Tinnitus flare ups are almost never constant; it seems to be difficult to identify when and why these sounds occur. At times, it seems like, for no apparent reason at all, your ears just begin buzzing. No matter how much you lie there and consider the reason why you’re hearing this buzzing, you can’t think of any triggers during your day: no noisy music, no shrieking fire alarms, nothing that would explain why your tinnitus chose 9 PM to flare up.
So possibly the food you ate could be the answer. We don’t normally think about the link between hearing and food, but there’s a bit of research and evidence to suggest that tinnitus can be made worse by certain foods. The trick for you is determining what those foods are, so you can stay away from them.
Some Foods Which Trigger Tinnitus
Let’s just cut right to the chase, shall we?

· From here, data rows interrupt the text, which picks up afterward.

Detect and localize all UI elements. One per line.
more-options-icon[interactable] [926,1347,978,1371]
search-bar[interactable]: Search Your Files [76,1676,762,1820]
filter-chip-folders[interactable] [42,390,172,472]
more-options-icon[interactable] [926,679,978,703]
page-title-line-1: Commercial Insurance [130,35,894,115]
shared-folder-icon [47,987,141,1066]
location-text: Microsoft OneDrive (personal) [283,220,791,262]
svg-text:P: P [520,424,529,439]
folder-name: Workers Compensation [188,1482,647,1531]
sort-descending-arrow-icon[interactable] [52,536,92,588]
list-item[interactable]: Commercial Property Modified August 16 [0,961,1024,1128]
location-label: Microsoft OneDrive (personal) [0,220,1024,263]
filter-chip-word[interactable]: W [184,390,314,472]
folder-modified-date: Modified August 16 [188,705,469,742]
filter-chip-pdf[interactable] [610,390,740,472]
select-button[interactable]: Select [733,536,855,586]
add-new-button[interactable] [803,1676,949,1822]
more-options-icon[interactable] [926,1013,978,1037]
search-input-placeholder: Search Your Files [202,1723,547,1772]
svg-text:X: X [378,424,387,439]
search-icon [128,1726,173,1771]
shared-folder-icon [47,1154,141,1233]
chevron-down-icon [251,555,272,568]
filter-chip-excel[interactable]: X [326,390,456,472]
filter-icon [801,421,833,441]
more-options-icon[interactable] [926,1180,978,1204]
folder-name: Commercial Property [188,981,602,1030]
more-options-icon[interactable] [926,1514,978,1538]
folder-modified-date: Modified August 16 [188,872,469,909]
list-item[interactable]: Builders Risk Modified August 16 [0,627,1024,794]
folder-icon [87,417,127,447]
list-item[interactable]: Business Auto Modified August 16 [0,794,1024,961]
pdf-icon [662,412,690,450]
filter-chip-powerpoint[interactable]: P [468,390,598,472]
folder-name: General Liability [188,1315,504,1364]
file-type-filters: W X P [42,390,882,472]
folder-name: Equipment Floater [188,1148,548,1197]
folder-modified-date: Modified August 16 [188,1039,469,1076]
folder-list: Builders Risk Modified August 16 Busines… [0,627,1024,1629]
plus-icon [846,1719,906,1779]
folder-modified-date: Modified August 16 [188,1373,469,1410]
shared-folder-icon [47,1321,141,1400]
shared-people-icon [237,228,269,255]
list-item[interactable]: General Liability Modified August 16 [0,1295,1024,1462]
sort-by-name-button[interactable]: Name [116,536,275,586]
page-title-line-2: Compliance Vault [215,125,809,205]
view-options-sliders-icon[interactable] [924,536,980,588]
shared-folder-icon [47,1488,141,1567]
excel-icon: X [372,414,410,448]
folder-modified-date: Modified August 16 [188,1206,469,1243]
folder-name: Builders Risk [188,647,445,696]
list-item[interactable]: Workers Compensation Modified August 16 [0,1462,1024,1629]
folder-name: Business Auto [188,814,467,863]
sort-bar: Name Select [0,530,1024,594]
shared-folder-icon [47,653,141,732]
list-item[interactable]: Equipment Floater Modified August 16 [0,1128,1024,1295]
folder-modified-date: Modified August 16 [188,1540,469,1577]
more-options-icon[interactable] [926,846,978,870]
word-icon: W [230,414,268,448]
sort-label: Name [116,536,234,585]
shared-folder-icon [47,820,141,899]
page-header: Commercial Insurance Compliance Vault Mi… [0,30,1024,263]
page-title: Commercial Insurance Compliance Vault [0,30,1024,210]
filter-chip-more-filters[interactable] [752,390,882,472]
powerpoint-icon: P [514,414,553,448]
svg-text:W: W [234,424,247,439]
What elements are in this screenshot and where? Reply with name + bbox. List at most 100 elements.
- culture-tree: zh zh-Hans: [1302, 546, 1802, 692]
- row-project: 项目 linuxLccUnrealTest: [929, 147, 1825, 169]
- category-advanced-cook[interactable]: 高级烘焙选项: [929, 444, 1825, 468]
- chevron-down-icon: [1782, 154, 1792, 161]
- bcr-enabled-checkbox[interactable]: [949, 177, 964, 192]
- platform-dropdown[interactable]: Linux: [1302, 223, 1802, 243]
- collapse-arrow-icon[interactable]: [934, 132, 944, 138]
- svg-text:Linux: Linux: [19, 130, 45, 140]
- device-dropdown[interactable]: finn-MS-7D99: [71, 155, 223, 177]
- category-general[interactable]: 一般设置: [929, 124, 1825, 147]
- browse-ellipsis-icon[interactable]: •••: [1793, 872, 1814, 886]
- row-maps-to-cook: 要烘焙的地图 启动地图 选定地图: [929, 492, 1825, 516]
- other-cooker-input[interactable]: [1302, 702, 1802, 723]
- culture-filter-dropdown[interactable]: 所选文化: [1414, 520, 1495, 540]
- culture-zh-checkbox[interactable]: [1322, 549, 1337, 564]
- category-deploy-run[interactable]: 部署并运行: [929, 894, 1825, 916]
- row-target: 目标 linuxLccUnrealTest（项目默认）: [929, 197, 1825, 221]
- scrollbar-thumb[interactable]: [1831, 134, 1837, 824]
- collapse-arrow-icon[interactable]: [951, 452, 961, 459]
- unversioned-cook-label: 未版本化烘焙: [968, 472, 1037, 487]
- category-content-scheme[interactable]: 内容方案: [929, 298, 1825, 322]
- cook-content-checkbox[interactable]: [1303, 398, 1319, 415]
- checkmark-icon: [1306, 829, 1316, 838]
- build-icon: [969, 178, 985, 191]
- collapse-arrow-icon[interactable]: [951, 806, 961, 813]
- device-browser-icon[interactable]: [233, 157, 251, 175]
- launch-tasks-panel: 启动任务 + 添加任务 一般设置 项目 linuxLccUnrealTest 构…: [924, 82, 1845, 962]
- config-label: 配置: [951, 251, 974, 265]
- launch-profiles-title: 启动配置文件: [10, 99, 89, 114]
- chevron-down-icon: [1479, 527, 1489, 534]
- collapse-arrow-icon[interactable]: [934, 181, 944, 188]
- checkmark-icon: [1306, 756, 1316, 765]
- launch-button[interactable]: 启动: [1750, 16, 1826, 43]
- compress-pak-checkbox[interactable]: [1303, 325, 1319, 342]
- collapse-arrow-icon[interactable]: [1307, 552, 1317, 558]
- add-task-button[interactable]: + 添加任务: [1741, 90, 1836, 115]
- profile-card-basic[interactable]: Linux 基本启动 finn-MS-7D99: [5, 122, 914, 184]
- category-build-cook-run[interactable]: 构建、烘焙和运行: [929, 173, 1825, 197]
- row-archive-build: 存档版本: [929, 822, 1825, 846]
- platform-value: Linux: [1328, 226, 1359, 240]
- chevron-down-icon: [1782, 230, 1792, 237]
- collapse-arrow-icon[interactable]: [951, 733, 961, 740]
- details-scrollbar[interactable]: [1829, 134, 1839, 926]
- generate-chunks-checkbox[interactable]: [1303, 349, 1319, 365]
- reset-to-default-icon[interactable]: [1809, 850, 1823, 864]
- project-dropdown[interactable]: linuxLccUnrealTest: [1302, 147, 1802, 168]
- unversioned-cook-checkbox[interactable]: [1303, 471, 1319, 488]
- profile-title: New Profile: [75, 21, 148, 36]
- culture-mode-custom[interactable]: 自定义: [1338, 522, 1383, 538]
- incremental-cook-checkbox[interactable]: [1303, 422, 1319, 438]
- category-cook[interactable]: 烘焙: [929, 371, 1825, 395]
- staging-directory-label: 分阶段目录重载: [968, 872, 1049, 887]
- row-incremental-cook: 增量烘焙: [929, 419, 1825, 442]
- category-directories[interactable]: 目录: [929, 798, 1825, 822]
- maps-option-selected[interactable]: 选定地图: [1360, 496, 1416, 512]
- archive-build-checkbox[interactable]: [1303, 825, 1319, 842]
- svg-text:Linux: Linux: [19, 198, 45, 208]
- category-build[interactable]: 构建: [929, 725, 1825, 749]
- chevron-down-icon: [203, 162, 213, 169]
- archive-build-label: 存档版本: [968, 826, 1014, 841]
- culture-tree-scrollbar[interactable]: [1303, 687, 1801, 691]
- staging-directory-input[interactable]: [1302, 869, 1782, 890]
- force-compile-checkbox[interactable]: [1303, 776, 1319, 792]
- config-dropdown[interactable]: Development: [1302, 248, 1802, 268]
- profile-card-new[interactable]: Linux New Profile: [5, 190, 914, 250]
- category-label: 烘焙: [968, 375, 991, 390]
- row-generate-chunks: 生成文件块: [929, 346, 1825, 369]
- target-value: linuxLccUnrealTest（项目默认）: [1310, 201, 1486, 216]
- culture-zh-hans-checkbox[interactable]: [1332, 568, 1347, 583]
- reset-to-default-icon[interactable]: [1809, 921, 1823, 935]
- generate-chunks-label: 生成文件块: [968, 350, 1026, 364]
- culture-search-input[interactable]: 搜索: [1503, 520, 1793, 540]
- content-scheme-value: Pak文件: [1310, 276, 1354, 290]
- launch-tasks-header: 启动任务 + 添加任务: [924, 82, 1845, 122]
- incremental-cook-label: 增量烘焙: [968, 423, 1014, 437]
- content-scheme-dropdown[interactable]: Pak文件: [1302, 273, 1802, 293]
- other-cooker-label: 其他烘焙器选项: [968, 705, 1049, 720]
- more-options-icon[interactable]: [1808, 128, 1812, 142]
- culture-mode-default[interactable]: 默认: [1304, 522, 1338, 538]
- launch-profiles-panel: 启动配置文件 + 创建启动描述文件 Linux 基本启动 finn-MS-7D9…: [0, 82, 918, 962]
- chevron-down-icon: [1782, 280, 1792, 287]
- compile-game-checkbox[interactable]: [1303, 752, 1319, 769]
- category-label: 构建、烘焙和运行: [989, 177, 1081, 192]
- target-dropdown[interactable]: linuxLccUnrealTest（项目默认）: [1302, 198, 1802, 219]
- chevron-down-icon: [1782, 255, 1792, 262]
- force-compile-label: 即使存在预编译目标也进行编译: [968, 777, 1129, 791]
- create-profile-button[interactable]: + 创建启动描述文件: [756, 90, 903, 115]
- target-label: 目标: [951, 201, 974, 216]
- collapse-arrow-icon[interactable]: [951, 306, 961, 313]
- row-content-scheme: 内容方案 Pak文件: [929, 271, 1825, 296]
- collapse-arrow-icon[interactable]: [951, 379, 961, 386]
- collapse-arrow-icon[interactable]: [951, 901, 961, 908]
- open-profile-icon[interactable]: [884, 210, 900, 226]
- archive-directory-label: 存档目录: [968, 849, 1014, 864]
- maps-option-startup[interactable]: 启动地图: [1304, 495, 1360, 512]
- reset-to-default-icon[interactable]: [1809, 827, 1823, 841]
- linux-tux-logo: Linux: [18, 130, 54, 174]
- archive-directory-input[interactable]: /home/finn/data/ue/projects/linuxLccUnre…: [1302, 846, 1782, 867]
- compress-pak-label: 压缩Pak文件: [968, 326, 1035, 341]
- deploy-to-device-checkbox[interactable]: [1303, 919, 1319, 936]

You want to recognize what foods you should stay away from so you can make sure you never have to go through one of those food-produced tinnitus episodes again. Here are some foods to avoid:
At the top of the list of items to avoid are alcohol and tobacco. You will absolutely want to abstain from drinking and smoking in order to decrease your risk of a tinnitus flare up’s even though tobacco isn’t really a food.
Your overall health can be drastically impacted by alcohol and tobacco specifically your blood pressure. Your tinnitus is progressively more likely to flare up the more you smoke and drink
Your blood pressure is one of the leading predictors of tinnitus flare ups. When your blood pressure goes up, your tinnitus becomes worse. That’s why sodium should certainly be on your list of food substances to avoid. You’ll need to substantially decrease your sodium consumption whether you use salt on everything or you just love eating french fries.
There are certain foods that are remarkably high in sodium, also, including ice cream (which you don’t commonly think of as tasting very salty). You’ll want to keep an eye on sodium levels in everything you eat to prevent a surprise tinnitus event.
It shouldn’t be surprising that you should avoid fast food if you are avoiding sodium. The majority of fast-food places (even the ones that bill themselves as a healthier option) serve food that is packed with salt and fat. And, again, that’s going to have a big consequence on your blood pressure and, hence, your tinnitus. Let’s not forget the enormous drinks they serve that are very high in sugar. Yes you guessed it, sugar is next on the list.
Sweets And Sugars
Candy is something that all of us love. Well, the majority of us love candy. Every now and then, you’ll come across someone who actually prefers broccoli over candy. We try not to judge.
Sadly, the glucose balance in your body can be seriously disrupted by sugar. And as you’re trying to fall asleep at night, a small disruption to that balance can mean lots of tossing and turning. And the more you toss and turn, the more you start listening for that ringing and buzzing.
So, we saved caffeine for last because, well, it’s a tough one. Quitting this one is a tough pill to swallow. But your sleep cycle can be significantly impacted if you have any kind of caffeine later in the day. And your tinnitus is more likely to appear if you aren’t getting quality sleep.
It’s actually the lack of sleep, not the caffeine that’s the issue. Drink your coffee or tea in the morning, and switch to a non-caffeinated beverage before dinner.
What Are Your Smartest Practices?
This is certainly not an exhaustive list. You’ll want to talk to your hearing professional about any dietary modifications you might need to make. Let’s not forget that dietary changes affect everyone differently, so it may even be worth keeping a food journal where you can track what affects you and by how much.
Recognizing which foods can lead to a tinnitus event can help you make better choices moving ahead. When you begin tracking how your ears respond to different foods, the cause of your tinnitus could become less incomprehensible.
Then you will recognize if you are going to be sorry for that late cup of coffee.